Territórios e Territorialidades
16/11/2023 16:50
Angelo Ye

Professor do Departamento de Arquitetura & Urbanismo ministra aula sobre quilombo mineiro

Professor Amaro destaca a diferença entre território e territorialidades. Foto: Kathleen Chelles.

O Departamento de Letras realizou, no dia 9 de novembro, às 13h, uma aula aberta da disciplina “Representações das Africanidades”, que é lecionada pela professora Aza Njeri. O encontro foi ministrado pelo professor do Departamento de Arquitetura e Urbanismo (DAU) da Universidade, professor Amaro Marques e teve como tema central as narrativas, produção do território e territorialidades quilombolas.

A aula foi baseada na experiência que o professor teve como pesquisador no quilombo Bom Jardim do Prata, localizado na zona rural do município de São Francisco, norte de Minas Gerais. Com 3.400 habitantes, o lugar fica entre os rios Acari e Pardo, e foi usado durante o período da colonização como um ponto de refúgio e resistência ao sistema escravocrata vigente na época.

Para evitar más interpretações e ter um entendimento integral do tema, Amaro Marques ressaltou a importância de diferenciar “território” e “territorialidade”, termos-chave na pesquisa etnográfica do professor.

— Na arquitetura, é entendido como “território” alguma coisa com limite, como lote, quarteirão etc. Contudo, o termo é mais abrangente, pois o território também é o lugar de manifestação de relações de poder em determinada área física. Já as territorialidades seriam as manifestações desses atores sociais naquele determinado território. No caso da comunidade quilombola, o giro da Folia de Reis, que é percorrer o território visitando as casas, cantando, dançando, tem a ver com territorialidade. Ou seja, a territorialidade inclui manifestações culturais, artísticas, religiosas e culturais.

O pesquisador relatou algumas características do tempo em que teve de se mudar para o quilombo para concluir sua pesquisa. Ele já tinha estado no lugar algumas vezes, mas apenas por um período curto de tempo. Dessa vez, ele conseguiu ficar alguns meses no espaço e ter um conhecimento mais apurado daquele povo e região. Isso o ajudou a ganhar a confiança dos moradores. Segundo ele, a organização do quilombo tem a solidariedade como principal característica, algo herdado das raízes africanas. 

O professor Amaro ficou na casa da liderança quilombola. Lá, ele descobriu que havia disputas internas na comunidade, pois quem se torna líder, manda naquele território. O pesquisador descreveu as características do quilombo que fica a 200km de Montes Claros, principal centro urbano do norte de Minas. Não há estrada, energia elétrica, água tratada, esgotamento sanitário, pavimentação de vias e apenas uma escola. 

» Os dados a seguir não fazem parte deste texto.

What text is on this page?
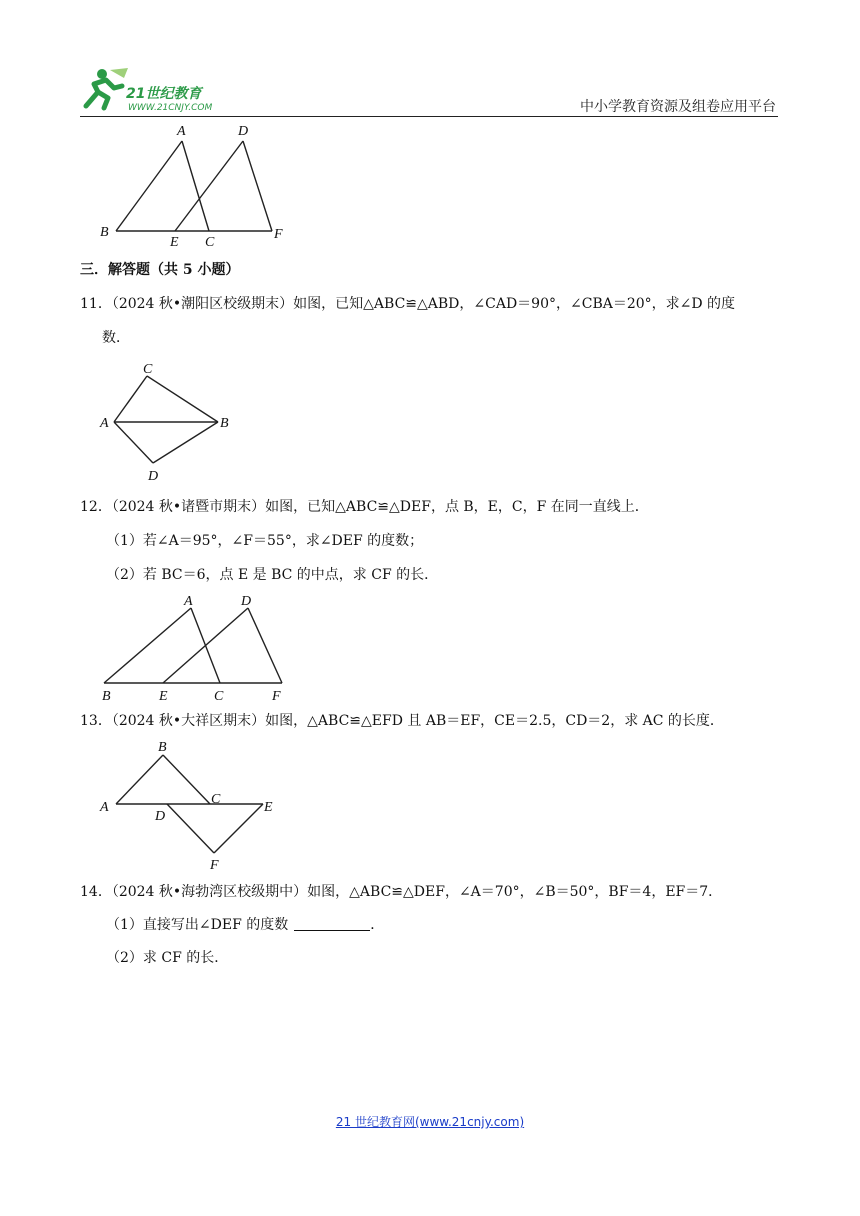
21世纪教育
WWW.21CNJY.COM	中小学教育资源及组卷应用平台
A	D
B
E C
F
三．解答题（共 5 小题）
11．（2024 秋•潮阳区校级期末）如图，已知△ABC≌△ABD，∠CAD＝90°，∠CBA＝20°，求∠D 的度
数．
C
A	B
D
12．（2024 秋•诸暨市期末）如图，已知△ABC≌△DEF，点 B，E，C，F 在同一直线上．
（1）若∠A＝95°，∠F＝55°，求∠DEF 的度数；
（2）若 BC＝6，点 E 是 BC 的中点，求 CF 的长．
A	D
B	E	C	F
13．（2024 秋•大祥区期末）如图，△ABC≌△EFD 且 AB＝EF，CE＝2.5，CD＝2，求 AC 的长度．
B
C
E
A
D
F
14．（2024 秋•海勃湾区校级期中）如图，△ABC≌△DEF，∠A＝70°，∠B＝50°，BF＝4，EF＝7．
（1）直接写出∠DEF 的度数	．
（2）求 CF 的长．
21 世纪教育网(www.21cnjy.com)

Alunos de pós-graduação assistem à palestra de Amaro Marques. Foto: Kathleen Chelles.

Os desafios

Amaro Marques conta que um dos desafios que encontrou foi a inexistência de arquivos ou documentos escritos que contassem a história do quilombo. A falta de registros dá margem para que posseiros e fazendeiros reclamem a posse daquele território e expulsem os quilombolas de terras que pertenceram aos seus antepassados. Para contornar a situação, muito da pesquisa que Amaro fez foi baseada em relatos de testemunhas primárias ou secundárias, característicos da história oral. Segundo ele, dados oficiais que deveriam ser providenciados pela prefeitura do município em que o quilombo está localizado eram bem dispersos. 

Além do estado precário que esses territórios se encontram, o docente também mostrou preocupação com o esvaziamento deste e outros quilombos. Isso  representa um apagamento de parte da história de povos de origem africana e, consequentemente, de parte da história do Brasil. 

— Lá, funciona o regime de trabalho sazonal, em que em determinado período do ano eles plantam e, após a colheita, eles saem para trabalhar nas zonas urbanas próximas ou em estados como Goiás e São Paulo. Lá, eles trabalham na construção civil ou no plantio de alho, laranja e outras commodities. Essas saídas são geralmente feitas durante dois períodos do ano. Muitos desses trabalhadores, compostos majoritariamente por homens, acabam não retornando para a comunidade.